Proses kelahiran hokum adat cikal
bakalnya di mulai dari suatu kebiasaan pribadi. Perkembangan selanjutnya
terjadi karena adanya interaksi antar sesama manusia yang melahirkan peniruan
sehingga berkembang menjadi suatu kebiasaan.
Menurut Suryono Soekanto, jika
suatu kebiasaan di terima sebagai kaidah, maka kebiasaan tersebut memiliki daya
mengikat sebagai tata kelakuan.
Adapun ciri-ciri pokoknya adalah :
1.Merupakan sarana untuk mengawasi
perikelakuan masyarakat.
2.Tata kelakuan merupakan kaidah
yang memerintahkan atau sebagai patokan yang membatasi aspek terjang warga
masyarakat.
3.Tata kelakuan mengidentifikasikan
pribadi dengan kelompoknya.
4.Tata kelakuan merupakan salah
satu sarana untuk mempertahankan solidaritas masyarakat.
Pengertian Hukum Adat
Menurut Ter Haar, Hukum adat
adalah seluruh peraturan yang ditetapkan dalam keputusan-keputusan dengan penuh
wibawa yang dalam pelaksanaannya “diterapkan begitu saja”, artinya tanpa adanya
keseluruhan peraturan yang dalam kelahirannya dinyatakan mengikat sama sekali.
(beslissingenleer)
Dengan
demikian, hokum adat itu merupakan keseluruhan adat yang tidak tertulis dan
hidup dalam masyarakat berupa kesusilaan, kebiasaan, dan kelaziman yang
mempunyai akibat hukum.
Ciri Hukum Adat
Van Vollenhoven memisahkan adat (yaitu adat yang tanpa
akibat hokum) dari hukum adat(yaitu adat yang mempunyai akibat hukum).
Dengan
demikian kita dapat membedakan dua ciri dari hukum adat, yaitu adat yang
bersanksi dan yang tidak dikodifikasikan. Dalam kaitan ini, Soepomo
(1983:25-26) membedakan antara system hukum adat dan system hukum barat.
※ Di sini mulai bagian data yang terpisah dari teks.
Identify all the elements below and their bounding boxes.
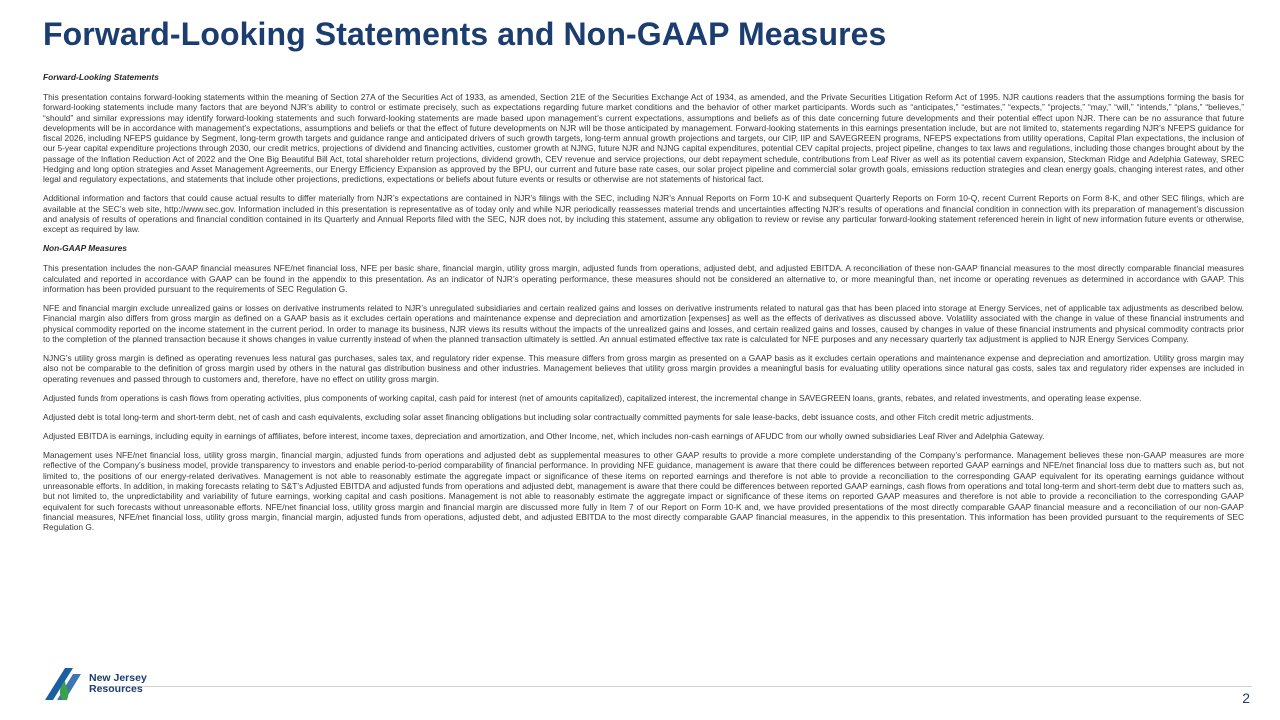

Secara
tersirat ciri-ciri hukum adat di
dalamnya dikatakan sebagai berikut :
“Hukum barat mengenal zakelijke
rechten (yaitu ha katas suatu barang yang berlaku terhadap setiap orang) dan
persoonlijke rechten (yaitu hak yang bersifat perorangan terhadap suatu objek),
sedangkan hukum adat tidak mengenal pembagian kedalam dua jenis hak tersebut.